La cour en vient ensuite au cumul de l’allocation forfaitaire avec l’indemnité pour incapacité permanente partielle, soulignant que l’allocation forfaitaire indemnise un dommage distinct de celui qui est couvert par l’allocation d’incapacité permanente de travail. Ce dommage distinct est indemnisable sur la base de l’article 31 des lois coordonnées, l’allocation forfaitaire étant quant à elle due que la personne soit atteinte ou non d’une maladie professionnelle : il suffit qu’elle soit menacée.

FEDRIS soutenant la thèse du non-cumul, la cour répond que ceci revient à suspendre pendant 90 jours l’indemnisation de la maladie professionnelle de la personne qui est, par ailleurs, écartée et qu’il y a ainsi indemnisation identique de deux personnes se trouvant dans des situations différentes. Le mode de calcul forfaitaire de l’allocation ne modifie pas le dommage couvert, qui est totalement distinct. Il s’agit de couvrir la démarche de recherche d’un autre emploi ou de couvrir des dépenses qui doivent faciliter cette mutation professionnelle.

Ce qui ne pourrait par contre se cumuler serait deux indemnités réparant la cessation définitive de l’activité professionnelle, étant (i) l’allocation forfaitaire prévue à l’article 38, § 3, et (ii) l’indemnité pour incapacité considérée comme permanente à l’expiration de la période de 90 jours prévue par l’article 38, § 1er, qui vise la situation de la victime atteinte d’une incapacité temporaire, qui cesse définitivement toute activité (celle-ci étant considérée comme permanente par la loi).

N’est pas visé le cumul avec l’allocation annuelle déterminée d’après le taux de l’I.P.P. (article 35 de la loi) avec l’allocation forfaitaire.

L’intéressé a dès lors droit au paiement des indemnités légales, en ce compris pendant la période de 90 jours.

Enfin, la cour admet une aggravation due à la cessation définitive de l’activité nocive, celle-ci portant sur tout métier exposant l’intéressé au port de charges lourdes et aux vibrations mécaniques transmises par le siège. C’est un élément à apprécier dans le taux des facteurs socio-économiques à retenir dans le cadre de la révision. Le marché général de l’emploi potentiellement accessible s’est considérablement restreint pour l’intéressé et la cour porte, dès lors, à partir de la modification des fonctions (poste adapté), le taux à 13%, étant 7% d’invalidité physiologique et 6% de facteurs socio-économiques.

Intérêt de la décision

La cour du travail a rappelé dans cet arrêt le caractère préventif de la mesure d’écartement temporaire ou définitif de l’activité professionnelle.

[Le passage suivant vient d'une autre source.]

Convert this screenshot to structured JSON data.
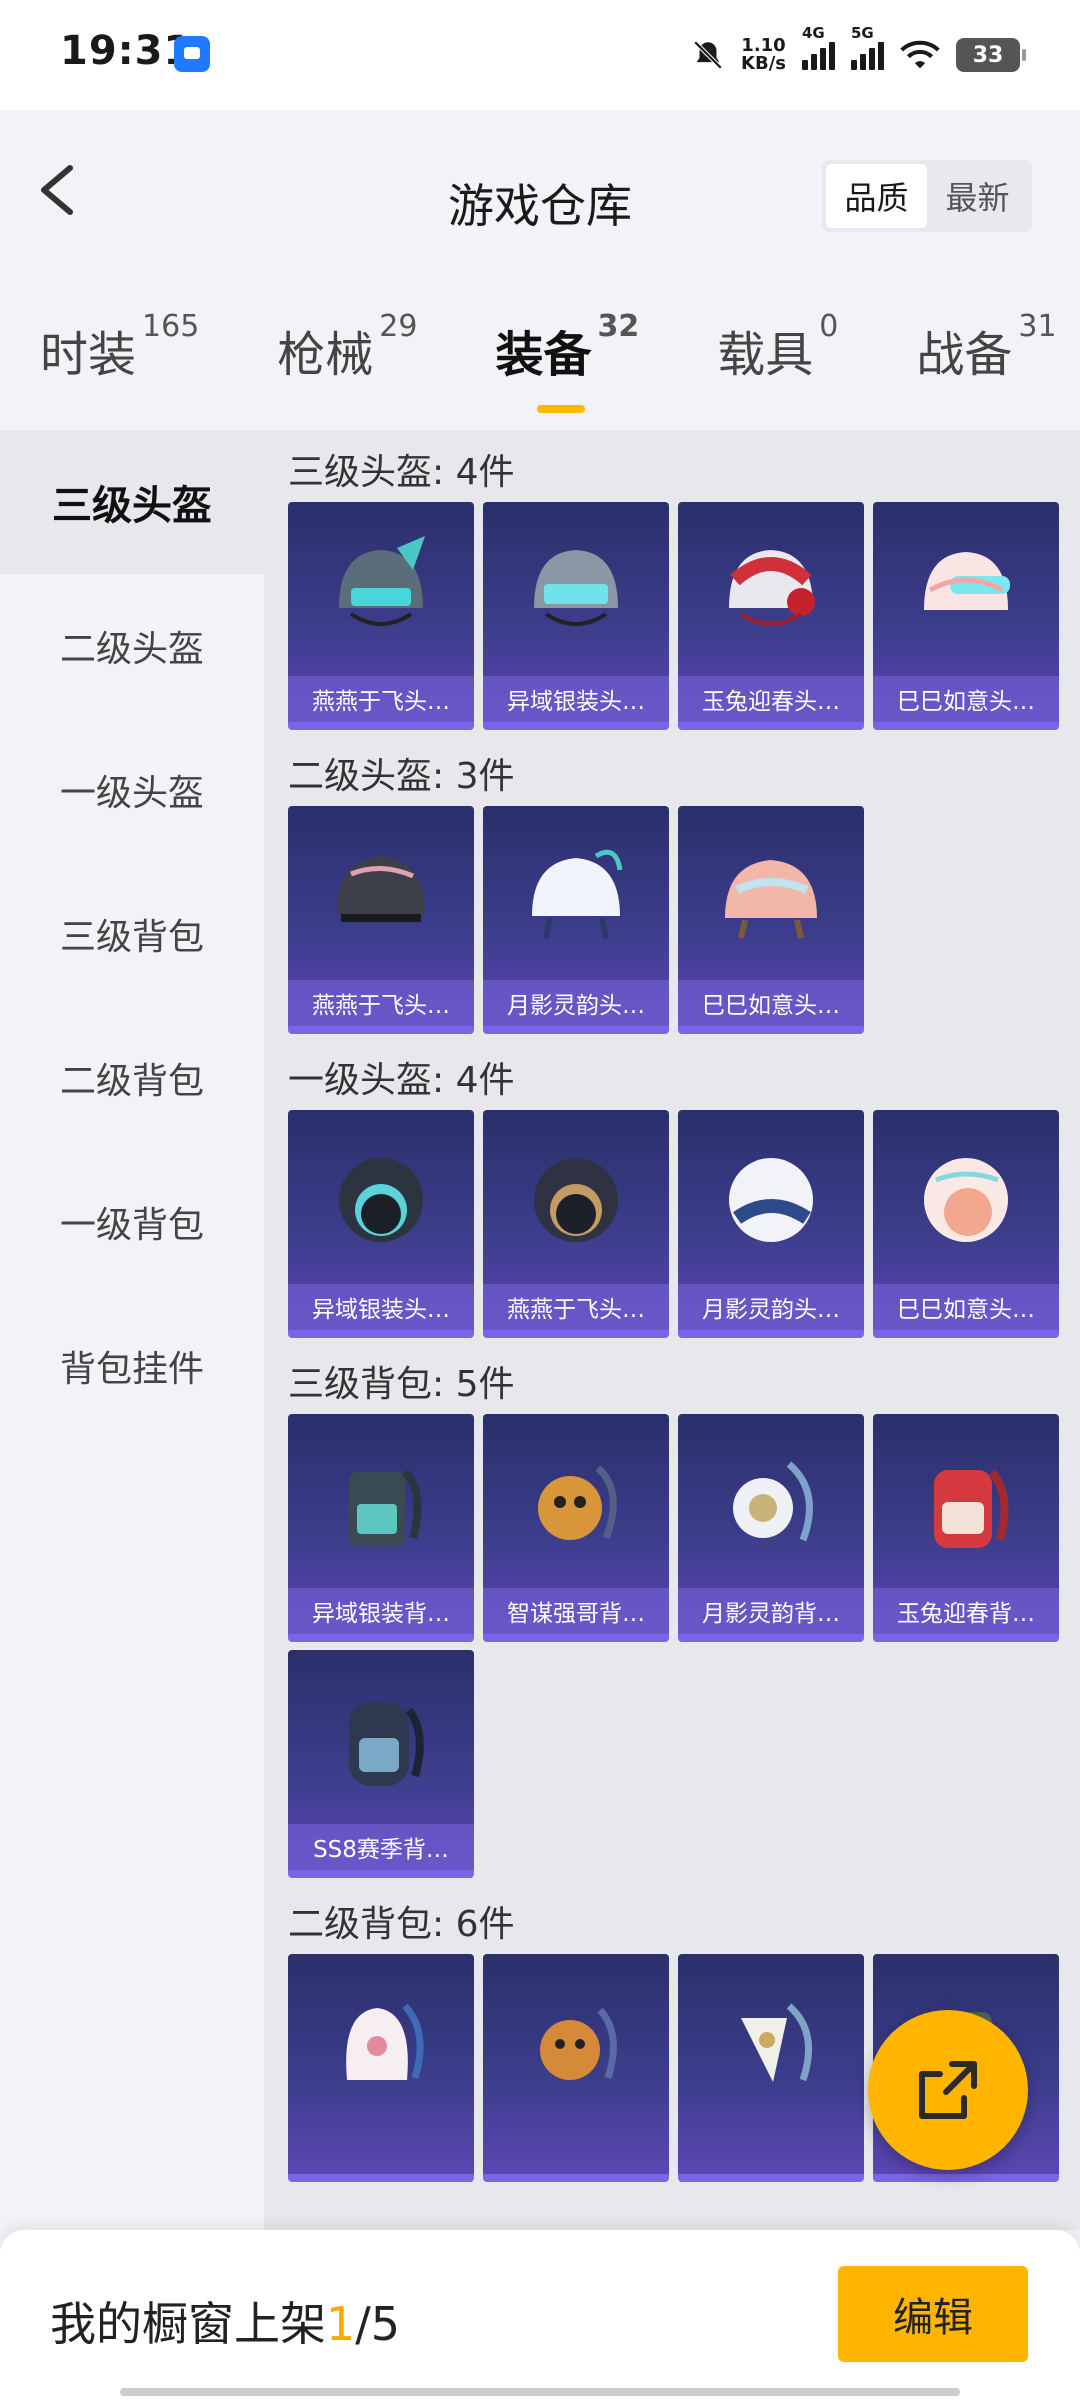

La cessation de travail constitue à elle seule un dommage réparable, et ce indépendamment de l’indemnisation découlant de l’incapacité de travail. Elle est forfaitaire et la cour a encore rappelé ici qu’elle est due indépendamment du fait que l’intéressé trouve immédiatement un nouvel emploi.

Elle souligne également que la cessation effective ne doit pas être postérieure à la proposition de FEDRIS, ce qui reviendrait à exclure les travailleurs qui ont de facto cessé le travail les exposant à une influence nocive avant l’introduction de la demande ou la réception d’une proposition de FEDRIS, ce qui, pour la cour, est contraire à l’objectif préventif de la mesure. Cette proposition peut en effet être faite que la cessation soit antérieure ou non. Il suffit qu’elle soit définitive.

La cour a développé, par ailleurs, les principes en matière de réparation, dans lesquels elle a insisté sur l’importance de l’âge, qui restreint les facultés d’adaptation, la possibilité de rééducation professionnelle ainsi que la capacité de concurrence.